The current evolution of Artificial Intelligence is hitting a structural wall. While we have become remarkably good at building powerful individual models and “stitching” them together into workflows, a fundamental gap remains: AI agents can connect, but they cannot yet think together.
Vijoy Pandey, SVP and GM of Outshift by Cisco, argues that the next great frontier in AI isn’t just about making models smarter—it is about moving from simple connectivity to shared cognition.
The Problem: Connection vs. Cognition
Currently, most multi-agent systems operate in silos. You can plug several agents into a single “supervisor” model, but they lack semantic alignment and shared context. Each time an agent performs a task, it essentially starts from scratch, unaware of the nuanced “thought process” or the specific context held by the agent that preceded it.
Pandey draws a parallel to human evolution. Humans didn’t just become intelligent in isolation; we unlocked a “cognitive revolution” through communication. By developing language and shared intent, we moved from individual intelligence to collective intelligence, allowing us to coordinate, negotiate, and innovate as a group.

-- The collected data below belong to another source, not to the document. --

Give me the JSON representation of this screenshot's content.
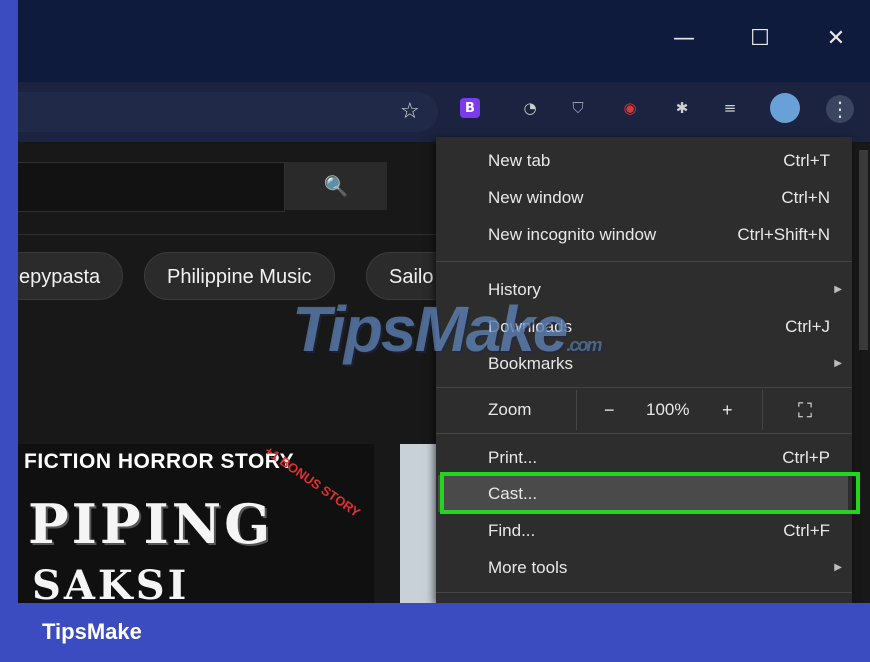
{
  "window": {
    "minimize_glyph": "—",
    "maximize_glyph": "☐",
    "close_glyph": "✕"
  },
  "toolbar": {
    "star_glyph": "☆",
    "extensions": [
      {
        "name": "bootstrap-extension-icon",
        "glyph": "B",
        "color": "#7c3aed"
      },
      {
        "name": "speed-dial-extension-icon",
        "glyph": "◔",
        "color": "#cfcfcf"
      },
      {
        "name": "shield-extension-icon",
        "glyph": "⛉",
        "color": "#9aa0b0"
      },
      {
        "name": "record-extension-icon",
        "glyph": "◉",
        "color": "#d43a3a"
      },
      {
        "name": "puzzle-extensions-icon",
        "glyph": "✱",
        "color": "#cfcfcf"
      },
      {
        "name": "media-control-icon",
        "glyph": "≡",
        "color": "#cfcfcf"
      }
    ],
    "menu_glyph": "⋮"
  },
  "youtube": {
    "search_glyph": "🔍",
    "chips": [
      "epypasta",
      "Philippine Music",
      "Sailo"
    ],
    "thumbnail": {
      "title": "FICTION HORROR STORY",
      "badge": "+1 BONUS STORY",
      "big_text": "PIPING",
      "big_text2": "SAKSI"
    }
  },
  "menu": {
    "items": [
      {
        "label": "New tab",
        "shortcut": "Ctrl+T"
      },
      {
        "label": "New window",
        "shortcut": "Ctrl+N"
      },
      {
        "label": "New incognito window",
        "shortcut": "Ctrl+Shift+N"
      },
      {
        "label": "History",
        "shortcut": ""
      },
      {
        "label": "Downloads",
        "shortcut": "Ctrl+J"
      },
      {
        "label": "Bookmarks",
        "shortcut": ""
      },
      {
        "label": "Print...",
        "shortcut": "Ctrl+P"
      },
      {
        "label": "Cast...",
        "shortcut": ""
      },
      {
        "label": "Find...",
        "shortcut": "Ctrl+F"
      },
      {
        "label": "More tools",
        "shortcut": ""
      }
    ],
    "zoom": {
      "label": "Zoom",
      "minus": "−",
      "value": "100%",
      "plus": "+",
      "fullscreen_glyph": "⛶"
    },
    "submenu_arrow": "▶"
  },
  "watermark": {
    "text": "TipsMake",
    "suffix": ".com"
  },
  "footer": {
    "brand": "TipsMake"
  },
  "colors": {
    "highlight": "#27d322",
    "frame": "#3b4cc0"
  }
}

To achieve this in silicon, AI requires more than just high-speed data transfer; it requires a way to transfer understanding.
The Solution: New Protocols for Distributed Intelligence
To solve this “horizontal distributed assistance problem,” Pandey’s team is working toward a concept called the “Internet of Cognition.” The goal is to move away from simple data exchange and toward a system where agents can share their internal reasoning and context through a new layer of infrastructure.

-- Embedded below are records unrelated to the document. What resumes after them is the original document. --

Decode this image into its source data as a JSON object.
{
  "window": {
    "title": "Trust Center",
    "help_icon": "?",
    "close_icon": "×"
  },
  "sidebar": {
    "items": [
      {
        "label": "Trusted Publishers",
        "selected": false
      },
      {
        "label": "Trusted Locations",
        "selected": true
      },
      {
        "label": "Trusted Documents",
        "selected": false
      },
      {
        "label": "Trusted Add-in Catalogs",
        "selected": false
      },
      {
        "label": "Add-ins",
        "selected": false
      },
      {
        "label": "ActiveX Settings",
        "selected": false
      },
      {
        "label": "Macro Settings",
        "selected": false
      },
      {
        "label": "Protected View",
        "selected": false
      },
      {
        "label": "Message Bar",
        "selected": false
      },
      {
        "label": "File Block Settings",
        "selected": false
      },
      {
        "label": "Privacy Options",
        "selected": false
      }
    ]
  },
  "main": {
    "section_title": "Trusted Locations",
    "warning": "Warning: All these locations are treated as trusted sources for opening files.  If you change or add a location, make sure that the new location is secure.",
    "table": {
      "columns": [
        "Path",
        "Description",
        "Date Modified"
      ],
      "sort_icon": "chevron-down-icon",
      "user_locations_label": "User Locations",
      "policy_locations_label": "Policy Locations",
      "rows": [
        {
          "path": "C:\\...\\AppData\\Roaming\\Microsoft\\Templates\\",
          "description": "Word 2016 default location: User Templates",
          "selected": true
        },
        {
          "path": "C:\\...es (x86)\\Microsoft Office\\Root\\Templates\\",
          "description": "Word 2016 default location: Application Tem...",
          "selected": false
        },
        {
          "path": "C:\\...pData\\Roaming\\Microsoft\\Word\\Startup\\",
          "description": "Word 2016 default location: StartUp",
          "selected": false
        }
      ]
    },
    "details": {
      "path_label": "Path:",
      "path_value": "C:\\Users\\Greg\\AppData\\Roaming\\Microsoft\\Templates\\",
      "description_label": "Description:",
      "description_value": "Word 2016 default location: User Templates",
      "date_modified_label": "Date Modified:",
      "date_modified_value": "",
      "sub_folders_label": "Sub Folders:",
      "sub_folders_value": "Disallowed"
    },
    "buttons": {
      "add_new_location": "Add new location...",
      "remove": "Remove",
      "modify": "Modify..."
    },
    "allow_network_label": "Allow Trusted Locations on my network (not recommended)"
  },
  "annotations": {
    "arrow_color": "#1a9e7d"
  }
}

They are developing three specific protocols to facilitate this:
- Semantic State Transfer Protocol (SSTP): Operates at the language level, allowing systems to analyze semantic communication so they can accurately infer the correct tools or tasks required.

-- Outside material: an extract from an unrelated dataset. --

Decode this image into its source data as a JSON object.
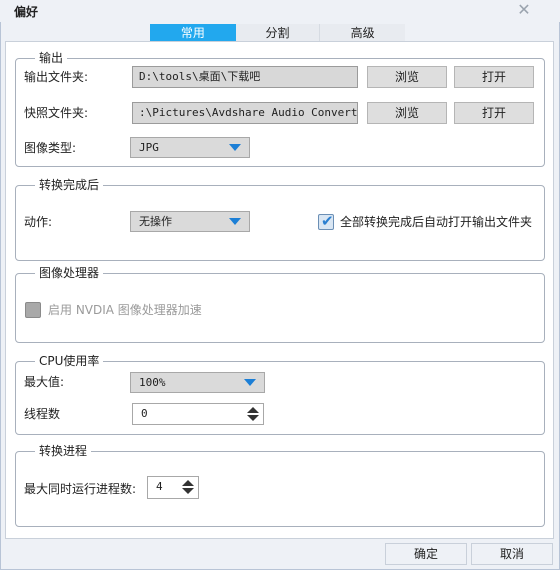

- Latent Space Transfer Protocol (LSTP): A more advanced method that transfers the “entire latent space” (the internal mathematical representation of information) from one agent to another. This avoids the “tax” of converting data into natural language and back again, making communication much more efficient.
- Compressed State Transfer Protocol (CSTP): Focuses on efficiency by compressing data and grounding only the most relevant variants. This is critical for edge computing, where bandwidth is limited but high-accuracy state transfer is necessary.
By combining these protocols with “cognition engines” (which provide guardrails) and a new infrastructure fabric, the team aims to create distributed super intelligence.
Real-World Impact: Efficiency in the Trenches
While the “Internet of Cognition” is a future-facing vision, Cisco is already seeing the benefits of agentic workflows in its current operations.
The company’s Site Reliability Engineering (SRE) team faced a classic scaling problem: code production was increasing, but the team size remained static. By deploying over 20 AI agents—some internal and some third-party—to manage complex workflows like CI/CD pipelines and Kubernetes deployments, Cisco achieved significant results:
- Speed: Deployment times dropped from “hours and hours to seconds.”
- Reliability: Agents reduced 80% of the issues previously encountered within Kubernetes workflows.
- Integration: These agents utilize frameworks like the Model Context Protocol (MCP) to access over 100 different tools and security platforms.
The Pragmatic View: AI as a Tool, Not a Replacement
Despite these advancements, Pandey maintains a grounded perspective on the role of AI. He warns against the temptation to use AI simply because it is available, noting that “you don’t just go around looking for nails because you have a new hammer.”
The most effective systems will not rely solely on the non-deterministic nature of AI (where outcomes can vary), but will instead marry AI with deterministic code —the reliable, rule-based logic that has underpinned computing for decades.
The ultimate goal is to move beyond mere connectivity to a state of shared intent and collective innovation, turning isolated models into a synchronized, intelligent fabric.